Billie Reed, executive director of the Virginia Commercial Space Flight Authority, which operates the Mid-Atlantic Regional Spaceport (MARS) on Wallops Island, is looking to NewSpace fields like space tourism and commercial ISS resupply as areas of growth for MARS, but is hindered by a small budget. “If I could only tax, then I’d have it made,” he quipped at the ISPS. He hopes that a liability indemnification bill passed by the state earlier this year, as well as a proposed “zero-gravity, zero-tax” bill to be considered by the legislature next year, will help attract businesses to his spaceport.
|“If we are successful,” said Mojave’s Witt, “hopefully all of these will be successful.”|
Interest in new commercial spaceports is not confined to the US. One of the farthest-along plans is Spaceport Sweden, a proposal to conduct suborbital space tourism flights from Kiruna, site of an existing sounding rocket range. Olle Norberg, chairman of Spaceport Sweden, said a consortium of four organizations, ranging from the Swedish Space Corporation to the Icehotel (a seasonal hotel made, as the name suggests, out of ice) is in the midst of a feasibility study about spaceport operations there, set to be completed by the end of 2008; that study stemmed from an agreement with Virgin Galactic, which has expressed an interest in using the site as a European base of operations, starting as early as 2011 or 2012.
While much of the needed infrastructure for such flights, including a 2.5-kilometer-long runway, already exists, Norberg said there are a number of legal and regulatory issues that would have to be addressed. “The regulatory situation in Europe… is competely different from the situation here in the United States, where you realize that for this to work well, you must coordinate the space aspect and the aviation aspect,” he said.

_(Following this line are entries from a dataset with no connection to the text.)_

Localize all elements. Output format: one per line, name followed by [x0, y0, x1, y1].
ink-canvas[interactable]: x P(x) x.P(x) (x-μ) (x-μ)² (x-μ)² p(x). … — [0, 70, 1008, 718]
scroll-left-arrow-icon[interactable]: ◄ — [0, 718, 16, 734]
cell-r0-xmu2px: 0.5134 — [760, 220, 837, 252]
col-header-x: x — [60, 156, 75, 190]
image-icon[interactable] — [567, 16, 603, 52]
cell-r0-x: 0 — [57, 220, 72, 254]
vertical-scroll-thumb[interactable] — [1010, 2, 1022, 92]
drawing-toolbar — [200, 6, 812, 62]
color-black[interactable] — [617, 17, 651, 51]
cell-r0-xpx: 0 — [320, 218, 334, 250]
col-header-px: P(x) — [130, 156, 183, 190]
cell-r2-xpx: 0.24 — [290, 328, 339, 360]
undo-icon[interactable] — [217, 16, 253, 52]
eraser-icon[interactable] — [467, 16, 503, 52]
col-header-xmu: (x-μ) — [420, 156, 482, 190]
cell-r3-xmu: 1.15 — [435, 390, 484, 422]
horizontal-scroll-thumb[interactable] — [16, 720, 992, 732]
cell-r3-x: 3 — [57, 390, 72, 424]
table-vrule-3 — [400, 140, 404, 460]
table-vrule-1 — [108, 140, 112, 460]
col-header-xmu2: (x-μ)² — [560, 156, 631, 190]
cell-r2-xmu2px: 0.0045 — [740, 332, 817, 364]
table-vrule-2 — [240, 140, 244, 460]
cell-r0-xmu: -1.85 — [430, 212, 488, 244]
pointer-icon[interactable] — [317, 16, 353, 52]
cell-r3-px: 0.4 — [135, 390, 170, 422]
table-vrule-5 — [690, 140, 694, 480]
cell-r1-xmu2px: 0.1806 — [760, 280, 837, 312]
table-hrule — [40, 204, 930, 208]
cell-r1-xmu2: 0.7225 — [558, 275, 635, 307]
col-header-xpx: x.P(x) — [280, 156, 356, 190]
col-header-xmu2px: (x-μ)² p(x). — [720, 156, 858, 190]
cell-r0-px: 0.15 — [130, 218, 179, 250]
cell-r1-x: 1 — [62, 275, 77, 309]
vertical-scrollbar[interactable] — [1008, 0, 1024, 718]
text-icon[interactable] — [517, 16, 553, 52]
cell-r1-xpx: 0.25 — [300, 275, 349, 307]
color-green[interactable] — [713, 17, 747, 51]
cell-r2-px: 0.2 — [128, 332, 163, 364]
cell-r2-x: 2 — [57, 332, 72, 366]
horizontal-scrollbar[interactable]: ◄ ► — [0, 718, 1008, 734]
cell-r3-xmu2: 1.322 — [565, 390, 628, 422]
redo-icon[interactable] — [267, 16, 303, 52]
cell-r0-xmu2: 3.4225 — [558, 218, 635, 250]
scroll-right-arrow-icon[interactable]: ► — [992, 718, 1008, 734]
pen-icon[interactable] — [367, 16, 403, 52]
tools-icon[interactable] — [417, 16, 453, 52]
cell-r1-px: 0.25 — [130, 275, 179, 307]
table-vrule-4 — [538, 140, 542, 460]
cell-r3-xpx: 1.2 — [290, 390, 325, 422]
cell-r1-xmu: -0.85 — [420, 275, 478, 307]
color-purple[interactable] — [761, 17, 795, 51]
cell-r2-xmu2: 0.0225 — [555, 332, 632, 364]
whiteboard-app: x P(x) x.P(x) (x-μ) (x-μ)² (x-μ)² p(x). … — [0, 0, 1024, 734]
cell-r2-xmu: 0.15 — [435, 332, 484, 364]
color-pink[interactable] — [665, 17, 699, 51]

Of biggest concern, he said, is the lack of coordination among national aviation agencies, the European Aviation Safety Agency, and national space agencies in Europe on relevant issues. Also undecided: what sort of value added tax (VAT) would be applied by Sweden’s tax agency to space tourism activities that take place there.
Despite all the emerging spaceports, and the competition to attract businesses with uncertain futures, there is still cooperation among the various spaceports, and hope that a bright future lies ahead for all of them. “If we are successful,” said Witt, “hopefully all of these will be successful.”